Pertanyaan Milenial, Pertanyaan Kritis


oleh Tom Finaldin


Bandung, Putera Sang Surya
Jika memperhatikan penjelasan Gus Muwafiq mengenai sebagian kecil isi ceramahnya yang dipermasalahkan, berawal dari pertanyaan kaum milenial yang pada masa lalu tidak ada. Menurut pengakuannya, dia mendapat pertanyaan tentang kelahiran Nabi saw yang diiringi sinar.

            “Apakah sinarnya seperti sinar lampu?” begitu kira-kira pertanyaan dari kaum milenial.

            Gus Muwafiq menjelaskan bahwa kalau dijawab, pertanyaan akan terus terjadi. Jawabannya akan tidak jelas juntrungannya. Oleh sebab itu, dia mengatakan bahwa ada orang yang berlebihan menerangkan tentang Nabi Muhammad saw dan dalam pandangannya, kelahiran Nabi saw biasa-biasa saja seperti anak lainnya agar lebih jelas mudah dipahami.

            Kalau diteruskan, memang bakal jadi banyak pertanyaan tambahan, misalnya, “Sampai berapa lama sinar itu menyala? Kok bisa padam? Kenapa?”

            Makin dijawab, makin pusing. Hal itu disebabkan memang ada yang berlebihan menerangkannya. Hal ini pun pernah dikritik Presiden ke-1 RI Ir. Soekarno bahwa banyak orang yang berlebihan berceritera, misalnya, Perang Badar mengakibatkan lautan darah setinggi lutut. Soekarno pun mengkritik bahwa banyak orang yang senang menggaib-gaibkan sesuatu, padahal dapat dijelaskan oleh akal dengan lebih mudah. Dia mencontohkan dengan peristiwa Isra Miraj yang sebetulnya bisa dijelaskan oleh akal. Itu ditulisnya di dalam buku Dibawah Bendera Revolusi.

            Saya pun sering mendapatkan pertanyaan serupa itu, padahal saya berbicara tidak seperti Gus Muwafiq yang punya jutaan pendengar. Saya itu hanya berkeliling dan didengar dari kelas ke kelas, dari diskusi ke diskusi. Bagi saya, pertanyaan serupa yang disampaikan ke Gus Muwafiq itu biasa saja. Hal itu disebabkan sering sekali mendengarnya.
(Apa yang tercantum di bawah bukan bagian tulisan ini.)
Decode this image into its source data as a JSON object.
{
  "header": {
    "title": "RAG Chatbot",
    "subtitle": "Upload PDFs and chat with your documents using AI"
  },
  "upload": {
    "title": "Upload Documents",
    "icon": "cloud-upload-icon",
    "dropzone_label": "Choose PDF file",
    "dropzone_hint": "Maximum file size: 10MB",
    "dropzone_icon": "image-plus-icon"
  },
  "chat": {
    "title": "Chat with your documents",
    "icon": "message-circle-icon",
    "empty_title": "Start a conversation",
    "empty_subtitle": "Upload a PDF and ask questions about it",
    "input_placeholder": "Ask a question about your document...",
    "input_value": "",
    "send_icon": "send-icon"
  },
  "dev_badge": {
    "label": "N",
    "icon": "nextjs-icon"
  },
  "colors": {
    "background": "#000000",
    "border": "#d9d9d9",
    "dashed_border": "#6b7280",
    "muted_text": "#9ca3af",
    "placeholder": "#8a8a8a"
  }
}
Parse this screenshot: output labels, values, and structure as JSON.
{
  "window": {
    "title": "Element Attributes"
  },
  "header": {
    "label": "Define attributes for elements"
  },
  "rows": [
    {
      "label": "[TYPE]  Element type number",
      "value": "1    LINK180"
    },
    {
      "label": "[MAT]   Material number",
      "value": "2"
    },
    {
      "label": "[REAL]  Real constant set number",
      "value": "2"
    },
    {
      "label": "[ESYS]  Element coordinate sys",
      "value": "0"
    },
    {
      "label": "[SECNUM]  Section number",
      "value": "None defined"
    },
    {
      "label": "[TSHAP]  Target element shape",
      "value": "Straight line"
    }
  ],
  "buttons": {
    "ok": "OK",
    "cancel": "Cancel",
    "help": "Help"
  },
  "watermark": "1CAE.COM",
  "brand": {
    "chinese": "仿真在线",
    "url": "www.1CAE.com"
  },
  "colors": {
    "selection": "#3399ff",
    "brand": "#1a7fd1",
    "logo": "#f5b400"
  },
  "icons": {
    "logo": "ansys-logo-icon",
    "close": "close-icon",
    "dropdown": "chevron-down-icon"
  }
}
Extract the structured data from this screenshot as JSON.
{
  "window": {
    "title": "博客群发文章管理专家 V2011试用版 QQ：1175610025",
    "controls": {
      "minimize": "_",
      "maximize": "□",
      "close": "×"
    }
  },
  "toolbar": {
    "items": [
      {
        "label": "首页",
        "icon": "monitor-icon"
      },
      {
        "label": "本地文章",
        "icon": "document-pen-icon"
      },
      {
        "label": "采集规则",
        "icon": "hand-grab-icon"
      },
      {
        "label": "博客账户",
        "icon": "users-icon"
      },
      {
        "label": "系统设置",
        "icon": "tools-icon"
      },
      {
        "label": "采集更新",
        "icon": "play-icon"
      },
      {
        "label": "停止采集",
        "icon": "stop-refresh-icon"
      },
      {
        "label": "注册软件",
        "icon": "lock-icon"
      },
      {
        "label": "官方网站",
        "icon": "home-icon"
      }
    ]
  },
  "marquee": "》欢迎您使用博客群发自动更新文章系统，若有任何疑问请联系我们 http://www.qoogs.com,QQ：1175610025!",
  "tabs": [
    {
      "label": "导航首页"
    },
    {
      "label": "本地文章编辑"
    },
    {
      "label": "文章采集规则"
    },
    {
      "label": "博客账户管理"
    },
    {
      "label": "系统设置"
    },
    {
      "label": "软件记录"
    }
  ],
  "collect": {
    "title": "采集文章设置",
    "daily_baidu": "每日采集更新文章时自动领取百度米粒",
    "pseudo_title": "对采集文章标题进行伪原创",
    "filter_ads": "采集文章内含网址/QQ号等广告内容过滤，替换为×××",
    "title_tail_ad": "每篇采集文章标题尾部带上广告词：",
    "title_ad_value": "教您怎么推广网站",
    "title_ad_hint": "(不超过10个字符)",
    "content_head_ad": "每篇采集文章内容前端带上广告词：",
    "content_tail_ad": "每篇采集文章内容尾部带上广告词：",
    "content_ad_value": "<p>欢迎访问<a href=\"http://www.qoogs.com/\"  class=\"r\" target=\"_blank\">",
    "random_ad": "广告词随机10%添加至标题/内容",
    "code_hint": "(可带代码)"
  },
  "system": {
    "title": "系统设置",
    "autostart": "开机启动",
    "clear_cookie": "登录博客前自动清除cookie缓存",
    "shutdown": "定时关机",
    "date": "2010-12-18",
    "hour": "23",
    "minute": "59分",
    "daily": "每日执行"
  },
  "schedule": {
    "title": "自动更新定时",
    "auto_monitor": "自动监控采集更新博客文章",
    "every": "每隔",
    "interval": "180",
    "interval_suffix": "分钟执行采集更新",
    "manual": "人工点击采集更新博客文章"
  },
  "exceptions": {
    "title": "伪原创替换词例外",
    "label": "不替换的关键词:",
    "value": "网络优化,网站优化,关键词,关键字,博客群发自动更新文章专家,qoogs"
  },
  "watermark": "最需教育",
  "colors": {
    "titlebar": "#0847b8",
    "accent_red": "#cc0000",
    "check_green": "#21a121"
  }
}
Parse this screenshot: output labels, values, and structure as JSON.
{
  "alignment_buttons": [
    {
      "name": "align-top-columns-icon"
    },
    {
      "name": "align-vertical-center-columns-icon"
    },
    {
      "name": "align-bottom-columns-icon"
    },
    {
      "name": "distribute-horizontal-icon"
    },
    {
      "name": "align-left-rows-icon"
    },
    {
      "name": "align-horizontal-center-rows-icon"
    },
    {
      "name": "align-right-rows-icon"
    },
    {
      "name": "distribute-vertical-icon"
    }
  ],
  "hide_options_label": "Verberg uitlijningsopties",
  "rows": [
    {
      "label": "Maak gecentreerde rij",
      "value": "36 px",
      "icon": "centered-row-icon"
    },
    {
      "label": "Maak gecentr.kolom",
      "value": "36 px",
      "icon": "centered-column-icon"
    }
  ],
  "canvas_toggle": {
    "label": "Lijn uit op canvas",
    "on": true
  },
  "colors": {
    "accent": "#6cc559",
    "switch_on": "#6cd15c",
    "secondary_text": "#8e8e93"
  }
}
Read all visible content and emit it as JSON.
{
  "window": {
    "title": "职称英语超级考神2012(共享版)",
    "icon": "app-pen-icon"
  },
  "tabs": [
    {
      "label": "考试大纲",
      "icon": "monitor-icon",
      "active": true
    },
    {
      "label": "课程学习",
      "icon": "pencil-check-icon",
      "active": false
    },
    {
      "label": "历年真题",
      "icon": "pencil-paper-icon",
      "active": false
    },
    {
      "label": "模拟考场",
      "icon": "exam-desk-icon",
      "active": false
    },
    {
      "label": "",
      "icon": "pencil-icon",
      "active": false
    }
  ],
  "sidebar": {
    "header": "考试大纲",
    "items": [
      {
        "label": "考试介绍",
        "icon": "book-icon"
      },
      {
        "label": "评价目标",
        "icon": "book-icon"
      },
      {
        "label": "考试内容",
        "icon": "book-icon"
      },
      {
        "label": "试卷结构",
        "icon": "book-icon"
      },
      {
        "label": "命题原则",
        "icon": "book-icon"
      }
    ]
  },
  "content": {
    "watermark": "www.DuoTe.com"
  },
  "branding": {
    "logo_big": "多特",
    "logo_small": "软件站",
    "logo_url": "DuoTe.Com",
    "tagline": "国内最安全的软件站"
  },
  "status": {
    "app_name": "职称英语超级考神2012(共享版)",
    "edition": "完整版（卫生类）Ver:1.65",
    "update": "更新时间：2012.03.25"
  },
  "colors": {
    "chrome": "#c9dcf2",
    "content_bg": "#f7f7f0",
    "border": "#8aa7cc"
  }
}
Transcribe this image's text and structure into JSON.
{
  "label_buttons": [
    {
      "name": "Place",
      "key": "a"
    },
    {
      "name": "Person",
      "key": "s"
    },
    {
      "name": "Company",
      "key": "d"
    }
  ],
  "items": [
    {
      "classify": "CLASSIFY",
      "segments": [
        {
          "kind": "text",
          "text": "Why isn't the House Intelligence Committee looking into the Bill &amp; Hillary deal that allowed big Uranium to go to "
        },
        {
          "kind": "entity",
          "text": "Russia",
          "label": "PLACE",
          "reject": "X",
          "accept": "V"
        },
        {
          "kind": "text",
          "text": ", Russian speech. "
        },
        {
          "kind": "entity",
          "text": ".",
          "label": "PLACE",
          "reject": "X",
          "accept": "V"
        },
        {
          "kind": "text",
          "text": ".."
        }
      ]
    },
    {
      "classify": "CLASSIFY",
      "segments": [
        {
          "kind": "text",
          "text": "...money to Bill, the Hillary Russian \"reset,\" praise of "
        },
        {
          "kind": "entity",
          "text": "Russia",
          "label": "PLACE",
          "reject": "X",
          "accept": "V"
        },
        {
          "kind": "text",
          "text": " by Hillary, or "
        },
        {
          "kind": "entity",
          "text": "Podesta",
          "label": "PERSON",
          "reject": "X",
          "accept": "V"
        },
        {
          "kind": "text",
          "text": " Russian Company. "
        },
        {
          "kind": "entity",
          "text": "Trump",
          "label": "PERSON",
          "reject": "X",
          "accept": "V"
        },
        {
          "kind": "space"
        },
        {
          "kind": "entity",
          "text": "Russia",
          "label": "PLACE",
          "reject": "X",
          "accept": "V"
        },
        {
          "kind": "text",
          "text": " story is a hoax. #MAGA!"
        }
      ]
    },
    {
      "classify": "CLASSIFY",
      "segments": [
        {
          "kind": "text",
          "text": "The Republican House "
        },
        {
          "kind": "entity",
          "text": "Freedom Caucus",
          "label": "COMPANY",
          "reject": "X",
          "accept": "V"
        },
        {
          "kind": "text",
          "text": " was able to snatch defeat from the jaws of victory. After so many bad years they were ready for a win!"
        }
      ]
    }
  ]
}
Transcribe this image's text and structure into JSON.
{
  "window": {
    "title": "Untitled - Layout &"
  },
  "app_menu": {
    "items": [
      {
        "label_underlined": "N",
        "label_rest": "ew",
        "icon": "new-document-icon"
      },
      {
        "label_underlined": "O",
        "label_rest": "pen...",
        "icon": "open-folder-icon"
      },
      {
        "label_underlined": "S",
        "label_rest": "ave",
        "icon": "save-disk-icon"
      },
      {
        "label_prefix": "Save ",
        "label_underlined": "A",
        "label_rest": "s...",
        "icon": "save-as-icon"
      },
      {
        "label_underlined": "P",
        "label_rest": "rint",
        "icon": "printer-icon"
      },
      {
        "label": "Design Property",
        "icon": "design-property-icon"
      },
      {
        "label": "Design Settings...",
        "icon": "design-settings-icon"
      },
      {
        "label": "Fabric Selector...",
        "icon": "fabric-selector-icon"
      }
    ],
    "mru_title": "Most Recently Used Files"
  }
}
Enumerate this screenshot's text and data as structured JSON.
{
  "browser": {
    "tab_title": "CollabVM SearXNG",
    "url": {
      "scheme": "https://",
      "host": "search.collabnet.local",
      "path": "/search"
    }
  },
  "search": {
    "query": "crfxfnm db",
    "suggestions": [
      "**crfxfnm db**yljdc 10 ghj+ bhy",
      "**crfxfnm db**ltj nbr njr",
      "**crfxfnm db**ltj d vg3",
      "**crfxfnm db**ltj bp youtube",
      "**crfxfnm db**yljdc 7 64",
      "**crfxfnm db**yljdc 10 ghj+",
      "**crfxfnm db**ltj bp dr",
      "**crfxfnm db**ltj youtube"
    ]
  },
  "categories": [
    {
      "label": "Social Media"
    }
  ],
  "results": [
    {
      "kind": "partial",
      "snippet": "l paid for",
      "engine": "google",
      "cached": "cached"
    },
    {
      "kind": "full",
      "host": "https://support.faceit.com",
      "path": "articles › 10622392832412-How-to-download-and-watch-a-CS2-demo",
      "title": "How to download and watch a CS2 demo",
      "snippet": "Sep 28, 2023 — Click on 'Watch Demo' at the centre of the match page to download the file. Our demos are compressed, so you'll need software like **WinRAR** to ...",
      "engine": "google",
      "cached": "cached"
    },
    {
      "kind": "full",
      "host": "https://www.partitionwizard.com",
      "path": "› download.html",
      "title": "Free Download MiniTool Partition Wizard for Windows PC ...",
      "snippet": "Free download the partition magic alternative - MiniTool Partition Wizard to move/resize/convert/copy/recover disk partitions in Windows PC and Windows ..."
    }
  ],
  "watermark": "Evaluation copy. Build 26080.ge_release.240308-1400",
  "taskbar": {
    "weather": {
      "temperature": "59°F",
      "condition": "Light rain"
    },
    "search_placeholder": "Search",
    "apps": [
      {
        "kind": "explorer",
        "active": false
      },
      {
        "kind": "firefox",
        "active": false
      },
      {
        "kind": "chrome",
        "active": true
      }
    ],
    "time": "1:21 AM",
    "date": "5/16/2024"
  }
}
            Sebetulnya, pertanyaan-pertanyaan itu bukan hanya datang dari kalangan milenial, melainkan pula dari kalangan kritis yang selalu ingin tahu lebih jauh. Usianya bisa dari kalangan anak kecil, milenial, dewasa, tua, bahkan lanjut.

            Berikut contoh pertanyaan-pertanyaan kritis yang bisa memusingkan orang itu.

            “Kang, apakah sama surga Nabi Adam as dengan surga yang akan kita tempati nanti? Kalau iya, kenapa di surga iblis dan syetan masih bisa masuk menggoda Adam dan Hawa?”

            Pertanyaan seperti itu ada.

            “Kalau surga yang dulu berbeda dengan surga yang nanti, di mana surga yang dulu itu? Hancur?”

            Itu kan pertanyaan yang baru saya dengar.

            “Kang, Nabi Adam as itu orang mana? Menggunakan bahasa apa? Apakah benar Nabi Adam as itu manusia pertama?”

            Makin melesak pertanyaan-pertanyaan serupa itu.

            “Kalau Adam manusia pertama dan berbahasa Arab, kenapa kita menggunakan bahasa Indonesia? Kita kan jadi susah lagi harus belajar bahasa Arab. Sejak kapan kita meninggalkan bahasa Arab yang dari Nabi Adam itu?”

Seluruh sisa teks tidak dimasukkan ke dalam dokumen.